Justin Watson has a bunch of talent, but it's about what he does with it. And what the record-setting Penn wide receiver has mostly done with his skill set is everything you'd expect from one of the best to ever play at Franklin Field — or in the Ivy League.

"I just think he's had this inner drive, from all aspects as a young person," Penn coach Ray Priore said Wednesday. "One of his best friends on the team, [fellow senior] Nick Bokun, they asked him what Justin doesn't do well. And he looked, and he pondered. Then he said, 'He doesn't drive a car very well.' Which meant he does do all the other things.

"I think the guys look at him, and we as coaches look at him, in awe. He's the first one out to practice and the last to leave after prayer group. He comes to special-teams meetings, and he's not even on special teams. He's that determined, that much of a team player. That's a great thing for the program."

The 6-foot-3, 220-pound product of South Fayette High in Western Pennsylvania doesn't see his leadership as anything worth pointing out. He feels it's just part of being joined together in something bigger than he is. Something that resulted in Ivy championships the last two seasons.

"That's just been my life," Watson noted, rather nonchalantly. "Nothing's been more important than hard work. You can get accolades or records, but that doesn't mean I'm too big for anything. I know a lot of eyes are on me. As a captain, I should be in the special teams meeting. If we're going to say special teams are important, the captain should be there making sure we're all on the right page. If they say it's important, I'm with it."

The Quakers (5-4, 3-3 Ivy League) will finish their season Saturday at home against Cornell (3-6, 3-3). They've won their last three games after losing their first three in the league by a combined 11 points, including two on the final play (one in overtime). So there won't be a third straight title. But neither will it be a 2-8 season, as it was in 2014. And that's something, too.

"The two championships are what I'm most proud of," Watson said. "Those stay with you the rest of your life. Winning's fun. When we had that four-game losing streak, we didn't want to go through another 2-8. We'd been through that. We had a team-first players-only meeting. I first met with the seniors. And we've been bringing a lot of energy. We wanted to keep doing it for each other. This is about how much we care for each other. And this week is the last time this team is ever going to be out there together. I don't think that's hit me yet. These last few weeks have been my last everything."

Watson has caught at least two passes in each of his 39 games. Nobody in Ivy history has had one reception in 40 consecutive games. He's one touchdown from setting a Penn season record of 14 and two from tying the Ivy record of 15. His 13 TDs this year lead FCS, and his nine consecutive games with a TD catch are the longest active streak at that level. He's also 84 yards from becoming Penn's all-time leader in all-purpose yards.

This season, he has 68 catches for 891 yards, with a long of 80. Bokun, a tight end, is second on the team, with 19 for 276.
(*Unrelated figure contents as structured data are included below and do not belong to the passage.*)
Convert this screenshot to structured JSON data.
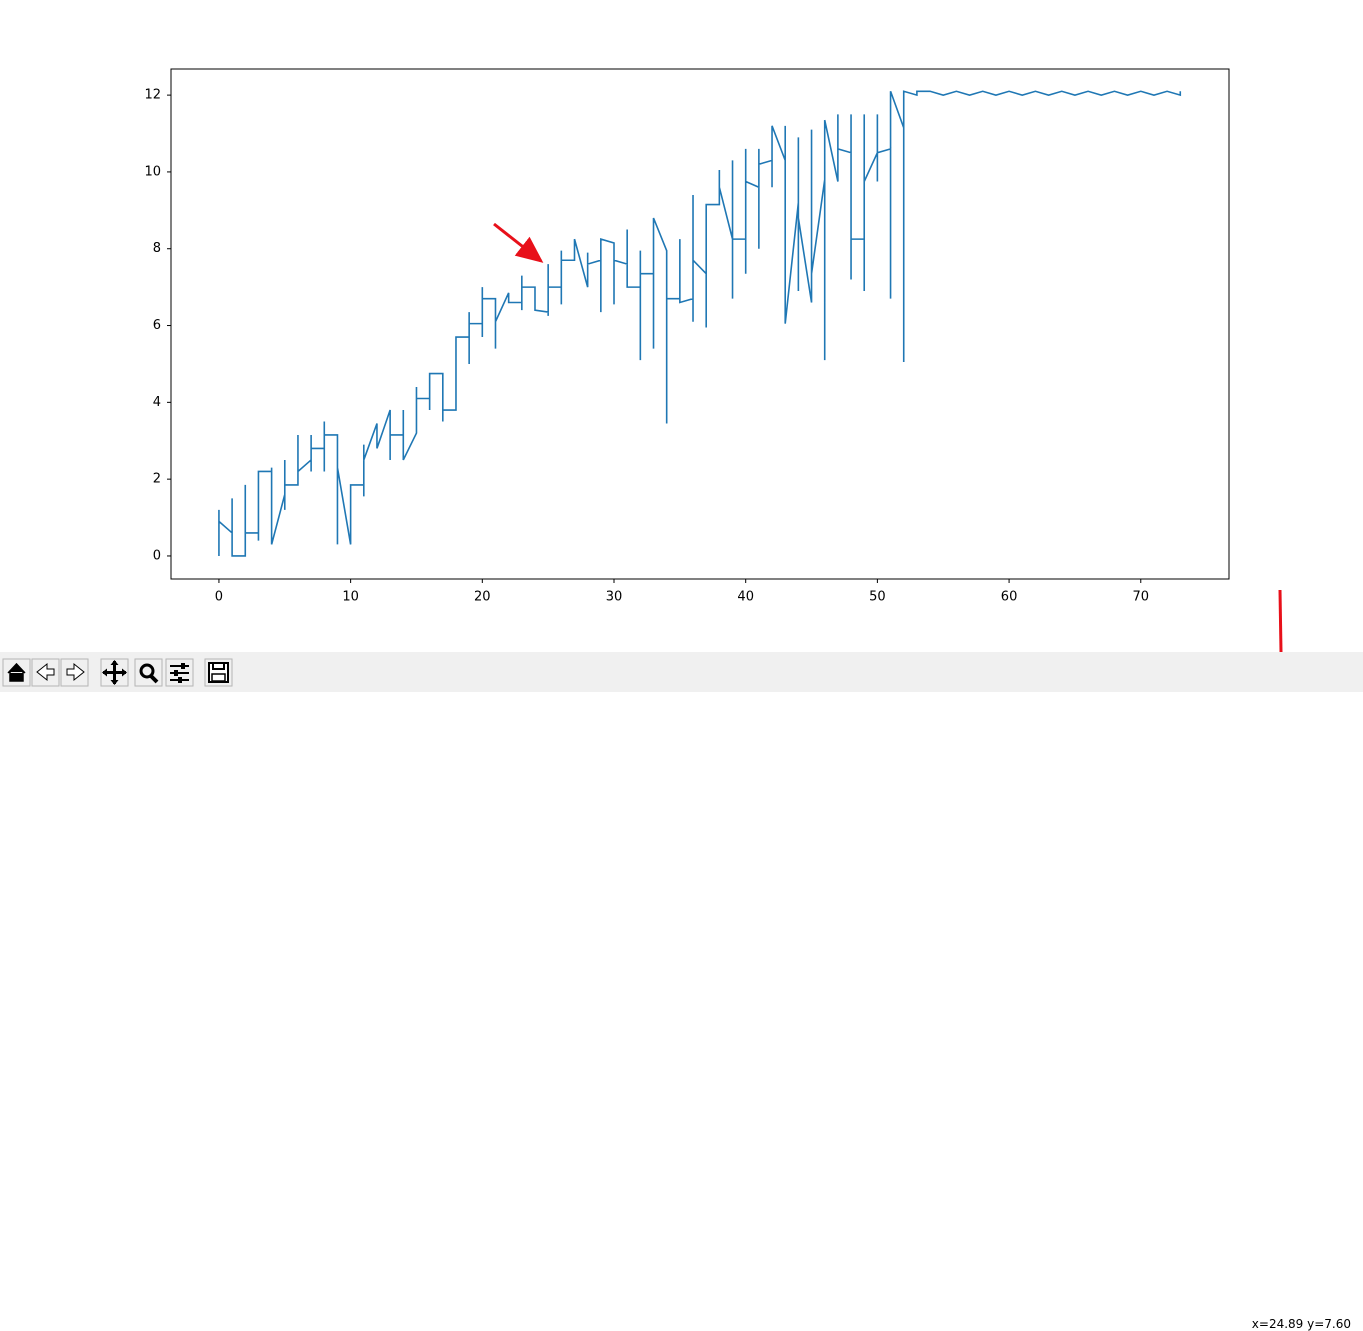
{
  "chart_data": {
    "type": "line",
    "x": [
      0,
      0,
      0,
      1,
      1,
      1,
      2,
      2,
      2,
      3,
      3,
      3,
      4,
      4,
      4,
      5,
      5,
      5,
      5,
      6,
      6,
      6,
      7,
      7,
      7,
      7,
      8,
      8,
      8,
      8,
      9,
      9,
      9,
      10,
      10,
      11,
      11,
      11,
      11,
      12,
      12,
      13,
      13,
      13,
      14,
      14,
      14,
      15,
      15,
      15,
      16,
      16,
      16,
      17,
      17,
      17,
      18,
      18,
      19,
      19,
      19,
      19,
      20,
      20,
      20,
      20,
      21,
      21,
      21,
      22,
      22,
      23,
      23,
      23,
      23,
      24,
      24,
      25,
      25,
      25,
      25,
      26,
      26,
      26,
      26,
      27,
      27,
      28,
      28,
      28,
      29,
      29,
      29,
      30,
      30,
      30,
      31,
      31,
      31,
      32,
      32,
      32,
      32,
      33,
      33,
      33,
      34,
      34,
      34,
      35,
      35,
      35,
      36,
      36,
      36,
      36,
      37,
      37,
      37,
      38,
      38,
      38,
      39,
      39,
      39,
      39,
      40,
      40,
      40,
      40,
      41,
      41,
      41,
      41,
      42,
      42,
      42,
      43,
      43,
      43,
      44,
      44,
      44,
      44,
      45,
      45,
      45,
      46,
      46,
      46,
      47,
      47,
      47,
      48,
      48,
      48,
      48,
      49,
      49,
      49,
      49,
      50,
      50,
      50,
      50,
      51,
      51,
      51,
      52,
      52,
      52,
      53,
      53,
      54,
      55,
      56,
      57,
      58,
      59,
      60,
      61,
      62,
      63,
      64,
      65,
      66,
      67,
      68,
      69,
      70,
      71,
      72,
      73,
      73
    ],
    "series": [
      {
        "color": "#1f77b4",
        "values": [
          0,
          1.2,
          0.9,
          0.6,
          1.5,
          0,
          0,
          1.85,
          0.6,
          0.6,
          0.4,
          2.2,
          2.2,
          2.3,
          0.3,
          1.6,
          2.5,
          1.2,
          1.85,
          1.85,
          3.15,
          2.2,
          2.5,
          3.15,
          2.2,
          2.8,
          2.8,
          3.5,
          2.2,
          3.15,
          3.15,
          0.3,
          2.3,
          0.3,
          1.85,
          1.85,
          1.55,
          2.9,
          2.5,
          3.45,
          2.8,
          3.8,
          2.5,
          3.15,
          3.15,
          3.8,
          2.5,
          3.2,
          4.4,
          4.1,
          4.1,
          3.8,
          4.75,
          4.75,
          3.5,
          3.8,
          3.8,
          5.7,
          5.7,
          6.35,
          5.0,
          6.05,
          6.05,
          7.0,
          5.7,
          6.7,
          6.7,
          5.4,
          6.1,
          6.85,
          6.6,
          6.6,
          7.3,
          6.4,
          7.0,
          7.0,
          6.4,
          6.35,
          7.6,
          6.25,
          7.0,
          7.0,
          7.95,
          6.55,
          7.7,
          7.7,
          8.25,
          7.0,
          7.9,
          7.6,
          7.7,
          6.35,
          8.25,
          8.15,
          6.55,
          7.7,
          7.6,
          8.5,
          7.0,
          7.0,
          7.95,
          5.1,
          7.35,
          7.35,
          5.4,
          8.8,
          7.95,
          3.45,
          6.7,
          6.7,
          8.25,
          6.6,
          6.7,
          9.4,
          6.1,
          7.7,
          7.35,
          5.95,
          9.15,
          9.15,
          10.05,
          9.6,
          8.25,
          10.3,
          6.7,
          8.25,
          8.25,
          10.6,
          7.35,
          9.75,
          9.6,
          10.6,
          8.0,
          10.2,
          10.3,
          9.6,
          11.2,
          10.3,
          11.2,
          6.05,
          9.2,
          10.9,
          6.9,
          8.8,
          6.6,
          11.1,
          7.35,
          9.8,
          5.1,
          11.35,
          9.75,
          11.5,
          10.6,
          10.5,
          11.5,
          7.2,
          8.25,
          8.25,
          11.5,
          6.9,
          9.75,
          10.5,
          11.5,
          9.75,
          10.5,
          10.6,
          6.7,
          12.1,
          11.15,
          5.05,
          12.1,
          12.0,
          12.1,
          12.1,
          12.0,
          12.1,
          12.0,
          12.1,
          12.0,
          12.1,
          12.0,
          12.1,
          12.0,
          12.1,
          12.0,
          12.1,
          12.0,
          12.1,
          12.0,
          12.1,
          12.0,
          12.1,
          12.0,
          12.1
        ]
      }
    ],
    "xlim": [
      -3.64,
      76.7
    ],
    "ylim": [
      -0.6,
      12.68
    ],
    "xticks": [
      0,
      10,
      20,
      30,
      40,
      50,
      60,
      70
    ],
    "yticks": [
      0,
      2,
      4,
      6,
      8,
      10,
      12
    ]
  },
  "status_bar": {
    "coordinates": "x=24.89 y=7.60"
  }
}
And yes, Watson is considered a pro prospect. Maybe even draftable. A Penn player hasn't been drafted in a long time.

"Virtually every NFL team has been here once," Priore said. "Half have been here twice, and a third have been here three times. He has the measurables. It might depend on him getting to an all-star game and having the chance to perform against other talented players. Then, a lot of it comes down to being in the right situation with the right team.

"He can do all the little things, but he's also done the most spectacular plays. He's played up to the moment. But that's what those kind of guys do. And there's not a whole lot of them. Somebody has to throw the ball to him, and we've got to block for him. But he's got that little extra pixie dust that sets him apart. But he's so humble about it. That's what makes it even better."

And now it's down to one final opportunity to leave a piece of himself out there. As you'd expect, he has every intention of making the most of it.

"It's a little crazy to think that it's going to be over," Watson said. "I think it will really hit me on Saturday, when I walk out with my parents. I'm trying not to think about it. I just want to lead this team one more time and go out the right way.

"We've left something here as a template for others to follow. If you act a certain way, you achieve success, and you win championships. The young guys can see how we went about it. This has been a season of what-ifs. When we look back, we won't be fully satisfied, because anything less than a championship is disappointing. But we stuck together when a lot of teams might have just packed it in. I'll always be proud of that, too."

And maybe he'll even get to run back a kick or two in his farewell.

"I've been working on that one all year," Watson said, laughing. "You never know. It could work out on Saturday."

It already has worked out for Watson. In a memorable way.